Forwards like Mudau and Masinga regularly missed chances, as even the greatest goalscorers do, but because their scoring ratio remained consistently healthy, they weren’t dispirited by the misses. They stayed in the right areas, exhausted their markers, chased every loose ball and expected every quarter chance to yield a goal. In the moment of shooting, their sole project was to put a shot on target, not to score the goal of the season.
So what’s changed? Some development coaches believe that South Africa’s goalscoring deficiencies have their roots in the freewheeling informality of kasi neighbourhood games, which remain the formative technical environment of many kids who later become pros.
When your goalposts are a pair of bricks placed a metre apart, you don’t internalise the dimensions of a regulation goalmouth. In many street football games, there are no goalposts at all – the object is simply to retain possession, in style.
But that culture has been around for decades, so it can’t entirely be blamed for the post-millennial goalmouth malaise.
In defence of Gabuza and company, Masinga says we have to consider the quality and frequency of the chances they get. “How many chances does [Romelu] Lukaku get in a game for Manchester United? How many does [Mohamed] Salah get?” he quizzed New Frame this week.
“Often, our PSL teams play defensively and rely on counterattacks,” says Masinga. “That means fewer touches for strikers. And if you don’t get enough touches, it hurts your confidence.”
Masinga was himself the target of the boo boys in his Bafana heyday – despite being a prolific, skilful and awkward attacker who was hell to mark. So he knows what Gabuza has been going through recently.
“I am not going to condone the supporters for booing Gabuza. It’s totally disturbing. It takes a player out of a game. You start to fear moving into the right positions, or taking the right risks.
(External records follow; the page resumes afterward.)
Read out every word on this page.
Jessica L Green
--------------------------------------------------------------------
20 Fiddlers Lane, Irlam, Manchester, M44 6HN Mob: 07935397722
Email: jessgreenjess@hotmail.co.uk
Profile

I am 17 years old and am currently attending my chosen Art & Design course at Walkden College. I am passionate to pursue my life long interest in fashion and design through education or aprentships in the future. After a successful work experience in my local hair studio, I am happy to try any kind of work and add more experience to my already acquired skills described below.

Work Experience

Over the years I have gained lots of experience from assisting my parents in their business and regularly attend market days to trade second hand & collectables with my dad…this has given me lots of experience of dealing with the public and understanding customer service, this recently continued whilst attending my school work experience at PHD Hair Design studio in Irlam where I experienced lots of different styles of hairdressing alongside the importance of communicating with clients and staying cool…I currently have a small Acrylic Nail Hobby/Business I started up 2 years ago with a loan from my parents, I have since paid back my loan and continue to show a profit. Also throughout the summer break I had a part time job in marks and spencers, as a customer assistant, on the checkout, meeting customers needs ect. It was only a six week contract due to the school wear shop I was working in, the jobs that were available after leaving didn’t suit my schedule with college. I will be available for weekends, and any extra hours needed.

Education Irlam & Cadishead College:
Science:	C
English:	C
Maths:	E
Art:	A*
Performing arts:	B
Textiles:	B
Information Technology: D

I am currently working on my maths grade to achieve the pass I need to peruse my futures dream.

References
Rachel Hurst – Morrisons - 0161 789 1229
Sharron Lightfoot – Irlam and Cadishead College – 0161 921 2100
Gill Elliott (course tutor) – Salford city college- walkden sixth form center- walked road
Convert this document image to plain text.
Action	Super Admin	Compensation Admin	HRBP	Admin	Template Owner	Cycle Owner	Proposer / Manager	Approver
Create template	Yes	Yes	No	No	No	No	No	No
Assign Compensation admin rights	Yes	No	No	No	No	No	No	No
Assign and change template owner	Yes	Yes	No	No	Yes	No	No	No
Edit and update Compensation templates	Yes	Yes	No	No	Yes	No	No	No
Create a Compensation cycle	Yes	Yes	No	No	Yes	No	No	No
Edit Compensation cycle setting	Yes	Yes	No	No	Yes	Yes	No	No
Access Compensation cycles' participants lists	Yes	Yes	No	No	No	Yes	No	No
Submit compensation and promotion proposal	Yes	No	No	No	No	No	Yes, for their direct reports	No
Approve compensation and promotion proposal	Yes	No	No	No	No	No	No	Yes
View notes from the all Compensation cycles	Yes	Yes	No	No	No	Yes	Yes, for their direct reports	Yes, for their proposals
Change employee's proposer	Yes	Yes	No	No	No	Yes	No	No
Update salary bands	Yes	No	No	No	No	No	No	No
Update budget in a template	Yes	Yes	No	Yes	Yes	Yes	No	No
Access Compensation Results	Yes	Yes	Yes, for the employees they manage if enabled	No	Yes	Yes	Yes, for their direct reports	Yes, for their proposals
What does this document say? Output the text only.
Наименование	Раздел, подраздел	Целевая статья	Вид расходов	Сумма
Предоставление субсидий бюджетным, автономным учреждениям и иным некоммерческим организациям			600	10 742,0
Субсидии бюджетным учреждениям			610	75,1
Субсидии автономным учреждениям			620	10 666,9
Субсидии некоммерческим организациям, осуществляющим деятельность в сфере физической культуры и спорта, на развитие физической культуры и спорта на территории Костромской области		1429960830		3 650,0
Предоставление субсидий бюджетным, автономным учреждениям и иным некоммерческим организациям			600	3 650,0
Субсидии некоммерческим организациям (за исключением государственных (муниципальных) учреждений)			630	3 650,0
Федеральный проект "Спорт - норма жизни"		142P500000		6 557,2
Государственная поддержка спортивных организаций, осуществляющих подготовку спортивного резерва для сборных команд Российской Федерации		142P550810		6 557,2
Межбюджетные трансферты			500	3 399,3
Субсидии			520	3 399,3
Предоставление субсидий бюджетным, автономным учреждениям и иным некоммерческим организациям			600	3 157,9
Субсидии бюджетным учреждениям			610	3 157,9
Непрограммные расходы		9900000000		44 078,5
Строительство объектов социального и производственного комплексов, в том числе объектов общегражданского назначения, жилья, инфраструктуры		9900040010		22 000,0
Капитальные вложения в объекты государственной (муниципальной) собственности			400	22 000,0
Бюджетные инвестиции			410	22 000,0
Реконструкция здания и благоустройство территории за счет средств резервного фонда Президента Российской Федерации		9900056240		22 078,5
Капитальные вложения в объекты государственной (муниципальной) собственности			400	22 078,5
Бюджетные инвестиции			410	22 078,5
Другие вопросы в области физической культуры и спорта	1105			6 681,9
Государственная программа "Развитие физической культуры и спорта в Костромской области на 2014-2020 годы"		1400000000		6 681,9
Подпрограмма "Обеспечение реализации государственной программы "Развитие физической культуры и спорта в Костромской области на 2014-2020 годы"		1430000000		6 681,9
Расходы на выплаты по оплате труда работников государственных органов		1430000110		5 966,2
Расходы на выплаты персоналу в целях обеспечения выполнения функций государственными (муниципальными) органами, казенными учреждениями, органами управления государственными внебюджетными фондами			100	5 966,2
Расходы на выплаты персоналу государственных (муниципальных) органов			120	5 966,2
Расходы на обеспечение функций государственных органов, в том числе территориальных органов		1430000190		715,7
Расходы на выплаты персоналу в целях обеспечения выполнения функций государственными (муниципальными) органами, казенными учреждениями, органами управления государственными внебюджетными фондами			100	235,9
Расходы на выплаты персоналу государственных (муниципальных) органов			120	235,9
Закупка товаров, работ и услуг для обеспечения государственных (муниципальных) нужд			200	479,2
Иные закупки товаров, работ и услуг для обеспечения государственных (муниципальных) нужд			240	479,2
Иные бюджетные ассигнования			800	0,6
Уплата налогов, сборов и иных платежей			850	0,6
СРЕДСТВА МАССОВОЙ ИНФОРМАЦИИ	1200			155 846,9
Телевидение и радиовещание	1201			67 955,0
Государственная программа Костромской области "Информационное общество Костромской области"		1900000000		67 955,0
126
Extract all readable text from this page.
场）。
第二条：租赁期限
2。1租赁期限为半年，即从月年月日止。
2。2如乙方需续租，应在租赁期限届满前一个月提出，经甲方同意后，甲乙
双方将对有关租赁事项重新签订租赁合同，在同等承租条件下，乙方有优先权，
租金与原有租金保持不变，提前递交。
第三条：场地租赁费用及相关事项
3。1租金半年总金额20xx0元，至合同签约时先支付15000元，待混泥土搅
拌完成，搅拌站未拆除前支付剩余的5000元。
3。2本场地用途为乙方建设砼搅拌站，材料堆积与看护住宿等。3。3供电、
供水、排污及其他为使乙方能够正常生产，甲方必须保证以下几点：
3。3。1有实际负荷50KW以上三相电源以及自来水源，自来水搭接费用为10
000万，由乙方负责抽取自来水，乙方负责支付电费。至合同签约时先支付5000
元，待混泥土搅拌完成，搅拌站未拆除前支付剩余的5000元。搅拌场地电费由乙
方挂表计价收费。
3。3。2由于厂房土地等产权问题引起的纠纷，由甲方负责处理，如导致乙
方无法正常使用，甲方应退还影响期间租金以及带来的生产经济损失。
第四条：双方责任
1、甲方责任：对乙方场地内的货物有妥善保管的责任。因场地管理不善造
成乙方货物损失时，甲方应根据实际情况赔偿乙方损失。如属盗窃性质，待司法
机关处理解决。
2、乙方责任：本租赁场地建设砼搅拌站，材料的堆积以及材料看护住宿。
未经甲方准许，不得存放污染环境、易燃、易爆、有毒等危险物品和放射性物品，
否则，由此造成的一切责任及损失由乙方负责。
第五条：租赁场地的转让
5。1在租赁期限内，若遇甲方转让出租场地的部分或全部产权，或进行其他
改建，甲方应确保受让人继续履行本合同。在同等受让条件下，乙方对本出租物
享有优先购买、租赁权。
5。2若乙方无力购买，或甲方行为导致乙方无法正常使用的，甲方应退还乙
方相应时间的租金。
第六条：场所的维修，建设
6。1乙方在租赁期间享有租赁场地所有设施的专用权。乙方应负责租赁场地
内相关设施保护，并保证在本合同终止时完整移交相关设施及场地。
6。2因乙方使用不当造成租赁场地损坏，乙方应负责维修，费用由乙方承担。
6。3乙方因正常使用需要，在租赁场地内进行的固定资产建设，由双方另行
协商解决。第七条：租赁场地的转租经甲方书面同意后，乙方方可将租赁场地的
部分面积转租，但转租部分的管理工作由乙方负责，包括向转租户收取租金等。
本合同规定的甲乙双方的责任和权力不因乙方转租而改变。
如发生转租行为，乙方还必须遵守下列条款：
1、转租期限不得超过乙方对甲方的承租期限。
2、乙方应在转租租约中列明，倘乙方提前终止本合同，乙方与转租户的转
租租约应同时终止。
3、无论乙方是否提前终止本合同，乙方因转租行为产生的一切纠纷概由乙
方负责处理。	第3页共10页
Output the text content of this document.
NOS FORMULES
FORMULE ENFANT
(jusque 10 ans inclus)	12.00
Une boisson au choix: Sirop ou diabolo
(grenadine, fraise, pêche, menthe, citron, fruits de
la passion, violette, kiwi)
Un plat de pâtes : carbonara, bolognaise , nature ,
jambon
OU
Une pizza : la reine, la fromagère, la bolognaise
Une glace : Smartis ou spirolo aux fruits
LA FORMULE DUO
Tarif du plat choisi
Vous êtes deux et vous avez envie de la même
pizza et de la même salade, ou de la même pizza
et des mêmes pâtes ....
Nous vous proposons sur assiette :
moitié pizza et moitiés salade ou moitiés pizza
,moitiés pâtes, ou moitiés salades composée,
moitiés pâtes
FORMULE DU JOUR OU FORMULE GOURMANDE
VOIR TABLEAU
You think: ‘If I miss here, what will the fans do?’
“But I’m also not condoning Gabuza’s action in inciting fans. It looks like an insult and could lead to violence. The only way of shutting them up is to put the ball in the net.” “A striker should be strong mentally. You should accept criticism.
You’re going to miss chances, but you can’t think about a miss after it’s happened. You think about the next chance.”
Gabuza’s red card, for taking off his jersey in his wild celebration and leaving the pitch without permission, gives him plenty of time to think about his next chance. The big risk, of course, is thinking too much.